How to transfer logins and passwords

A couple of years ago, when I was a very junior DBA, we upgraded our main database (and everything else on the server), which contained all the information about everything at the University that employed me at the time, (students, faculty, staff, courses: you name it, it was in there) from SQL 2000 to SQL 2005, moving it across servers at the same time. This database was used by many members of staff on a daily basis, via a custom built Delphi interface. When it came to migrating all the usernames and passwords, we made use of this interface to log the users' keystrokes to find out their passwords, and input this all into a great script to recreate them on the new server. Where a user had not changed their password from the inital password given, or where a user's password did not fit the new server's security policies, or a user had not logged in during the window we were monitoring keystrokes, we reset the password. We then forced all users to change their passwords on their next login, and it worked pretty well. It wasn't my decision to use this method, and I'm not sure I'd chose it now: it all depends on the business needs.

At the moment, I'm setting up database mirroring. I need to transfer over the logins from my principal, source server to my mirror server. These are all system accounts, where I know the password (heck, it's in the password safe), but I don't want to create them all manually. Nor do I want to use IDERA's brilliant SQL Permissions tool - I don't need all the user account information - just to script out the logins themselves. After all, the user account information will be contained in the databases that I'm mirroring, once I've restored them to the server. Ideally, I'd like to script them all out in one go. Ideally, I'd like them to have the passwords in the script too.
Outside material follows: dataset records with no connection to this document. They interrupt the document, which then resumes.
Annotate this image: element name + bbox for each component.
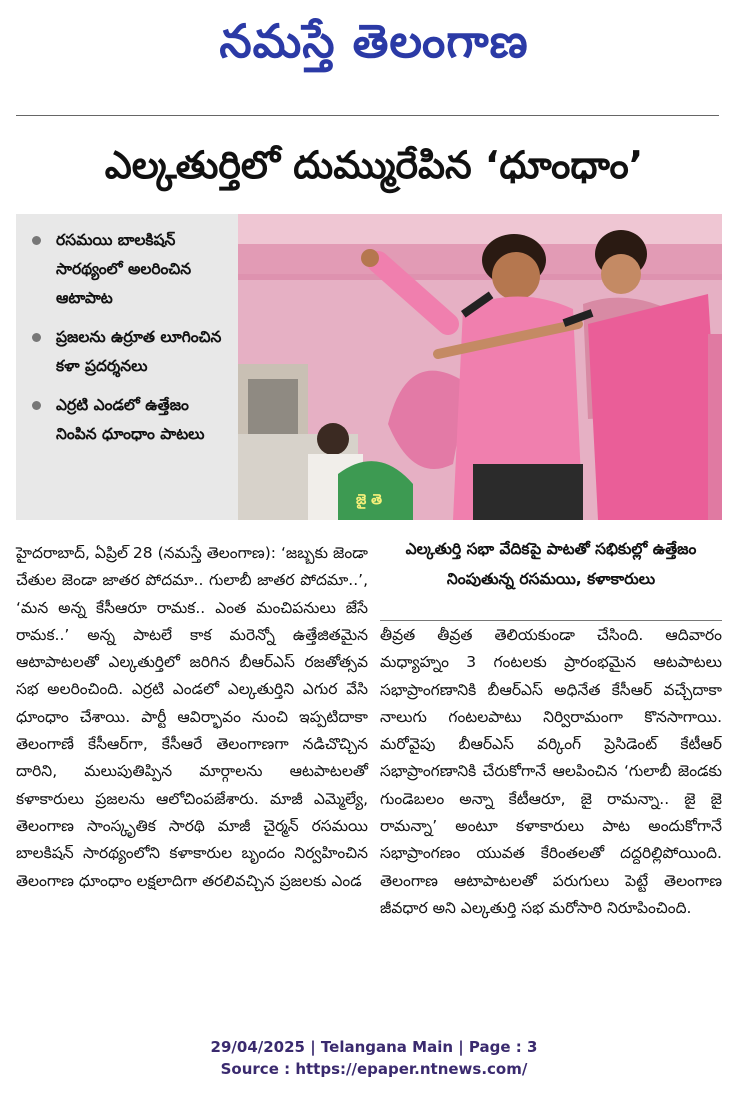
photo-caption: ఎల్కతుర్తి సభా వేదికపై పాటతో సభికుల్లో ఉత్తేజం నింపుతున్న రసమయి, కళాకారులు (405, 540, 697, 588)
article-column-left (16, 540, 368, 895)
article-column-right (380, 622, 722, 922)
highlight-text: ప్రజలను ఉర్రూత లూగించిన కళా ప్రదర్శనలు (56, 328, 222, 375)
highlight-text: ఎర్రటి ఎండలో ఉత్తేజం నింపిన ధూంధాం పాటలు (56, 396, 205, 443)
bullet-icon (32, 401, 41, 410)
article-text: హైదరాబాద్, ఏప్రిల్ 28 (నమస్తే తెలంగాణ): ‘జబ్బకు జెండా చేతుల జెండా జాతర పోదమా.. గులాబీ జాతర పోదమా..’, ‘మన అన్న కేసీఆరూ రామక.. ఎంత మంచిపనులు జేసే రామక..’ అన్న పాటలే కాక మరెన్నో ఉత్తేజితమైన ఆటాపాటలతో ఎల్కతుర్తిలో జరిగిన బీఆర్‌ఎస్ రజతోత్సవ సభ అలరించింది. ఎర్రటి ఎండలో ఎల్కతుర్తిని ఎగుర వేసి ధూంధాం చేశాయి. పార్టీ ఆవిర్భావం నుంచి ఇప్పటిదాకా తెలంగాణే కేసీఆర్‌గా, కేసీఆరే తెలంగాణగా నడిచొచ్చిన దారిని, మలుపుతిప్పిన మార్గాలను ఆటపాటలతో కళాకారులు ప్రజలను ఆలోచింపజేశారు. మాజీ ఎమ్మెల్యే, తెలంగాణ సాంస్కృతిక సారథి మాజీ చైర్మన్ రసమయి బాలకిషన్ సారథ్యంలోని కళాకారుల బృందం నిర్వహించిన తెలంగాణ ధూంధాం లక్షలాదిగా తరలివచ్చిన ప్రజలకు ఎండ (16, 544, 368, 890)
caption-divider (380, 620, 722, 621)
highlight-text: రసమయి బాలకిషన్ సారథ్యంలో అలరించిన ఆటాపాట (56, 231, 192, 307)
highlight-item (30, 391, 232, 449)
masthead-divider (16, 115, 719, 116)
footer-source: Source : https://epaper.ntnews.com/ (220, 1060, 528, 1078)
highlights-panel (16, 214, 238, 520)
article-text: తీవ్రత తీవ్రత తెలియకుండా చేసింది. ఆదివారం మధ్యాహ్నం 3 గంటలకు ప్రారంభమైన ఆటపాటలు సభాప్రాంగణానికి బీఆర్‌ఎస్ అధినేత కేసీఆర్ వచ్చేదాకా నాలుగు గంటలపాటు నిర్విరామంగా కొనసాగాయి. మరోవైపు బీఆర్‌ఎస్ వర్కింగ్ ప్రెసిడెంట్ కేటీఆర్ సభాప్రాంగణానికి చేరుకోగానే ఆలపించిన ‘గులాబీ జెండకు గుండెబలం అన్నా కేటీఆరూ, జై రామన్నా.. జై జై రామన్నా’ అంటూ కళాకారులు పాట అందుకోగానే సభాప్రాంగణం యువత కేరింతలతో దద్దరిల్లిపోయింది. తెలంగాణ ఆటాపాటలతో పరుగులు పెట్టే తెలంగాణ జీవధార అని ఎల్కతుర్తి సభ మరోసారి నిరూపించింది. (380, 626, 722, 917)
stage-photo (238, 214, 722, 520)
masthead-title: నమస్తే తెలంగాణ (219, 14, 529, 68)
headline: ఎల్కతుర్తిలో దుమ్మురేపిన ‘ధూంధాం’ (104, 143, 644, 187)
bullet-icon (32, 236, 41, 245)
highlight-item (30, 226, 232, 313)
banner-text: జై తె (356, 492, 382, 508)
stage-photo-illustration (238, 214, 722, 520)
bullet-icon (32, 333, 41, 342)
highlight-item (30, 323, 232, 381)
footer-edition-info: 29/04/2025 | Telangana Main | Page : 3 (210, 1038, 538, 1056)
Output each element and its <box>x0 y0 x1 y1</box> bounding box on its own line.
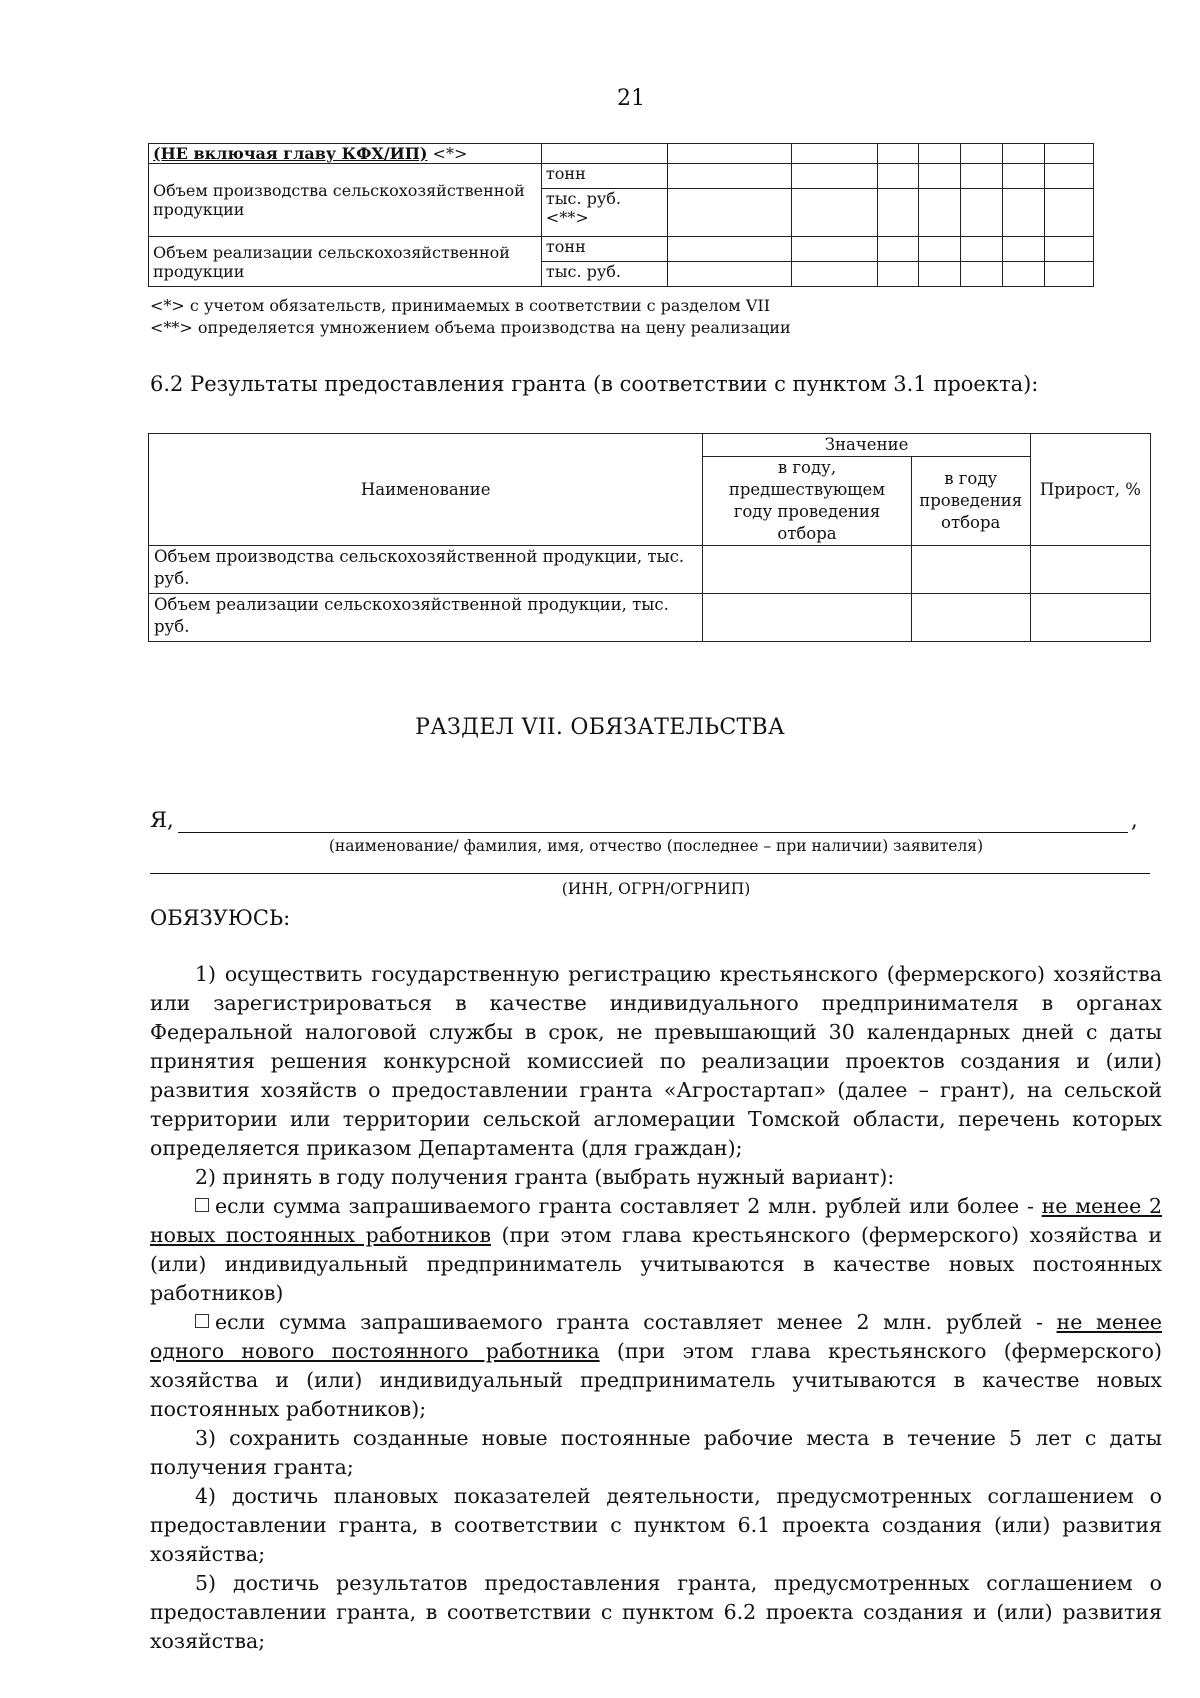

Fortunately, I can: and without knowing the passwords. Microsoft have created a stored procedure, sp_help_revlogin, that can be used to transfer logins between instances of SQL 2005 and SQL 2008 on different servers (For SQL 2000 and SQL 7.0, check this KB article). It gets created in the master database (yes, I know, goes against all received wisdom about NOT making changes to the master database), along with a second stored procedure, sp_hexadecimal. Executing sp_help_revlogin results in a script that contains all the logins on the server, their default databases, and hexadecimal representations of the binary strings that hold login and password information. Run the script generated by sp_help_revlogin on the destination server, and the logins will be created. You will need to have databases with the correct names on the destination server, which need not be restored versions of the source databases, as the script will not run without the presence of the logins' default databases. They will not have access to connect to any of the databases, as user accounts have not been linked to the logins, but it's easy enough to do that (and there are many scripts available). If you can, it makes sense to restore the databases from the principal server to the mirror server, leaving them in a fully functional state, before running the logins script. And, naturally, if you're not setting up mirroring, then you would do this anyway. With mirroring, you need to make a call: create empty versions of the databases, and restore over them, or restore the databases twice over.

That I could, essentially, copy the logins and passwords across, without having to monitor anything, or know the passwords, was a bit of a revelation. I wish we had known this two years ago.

Friday, 16 April 2010

Nothing to do with SQL

For months, now, I have been unable to navigate to the software server from my PC: every time, I'd get a login box, and then an account locked error. Bizarrely, I can RDP to the server just fine, and navigate to the various folders on it if I'm on any other machine. Just not from my PC

In the event viewer on my PC, I found Event 14 (Kerberos)
"There were password errors using the Credential Manager. To remedy, launch the Stored User Names and Passwords control panel applet, and reenter the password for the credential domain\sweetsql"

Well, there's no such applet in the Control Panel, but some googling revealed how to get to it, courtesy of tweekxp.com.

Click on START - RUN and type the following (follwed by ENTER):
rundll32.exe keymgr.dll,KRShowKeyMgr

It seems that Windows XP sometimes stored login credentials in a local cache, and this can be completely out of synch with the rest of the domain or corrupted. Rather than modifying the password in the Stored User Names and Passwords applet, I decided to simply delete the reference to the relevant server: it saves it all going wrong the next time I change my password (and, if I remember correctly, it first started happening when I changed my password).

Although this problem wasn't SQL based, it could affect you when you are using Windows Authentication to connect to a server via SQL Management Studio.

Tuesday, 6 April 2010

And, now it makes sense...

I had another email from Lightspeed, in response to my request to know why my databases were shrinking even though autoshrink = false, and this got to the root of the matter.

Previous versions of Total Traffic Control could be run on SQL Express, which has a 4GB database size limit: so, TTC has a subroutine that automatically shrinks databases, in order to get round this issue.

Now, however, they don't support running the system on SQL Express, so this code is redundant. However, it's not yet been removed. They're working on that: it'll have to be thoroughly tested first, so it won't be instant.

I'm very glad I asked: and I'm very pleased to have had such a good reply!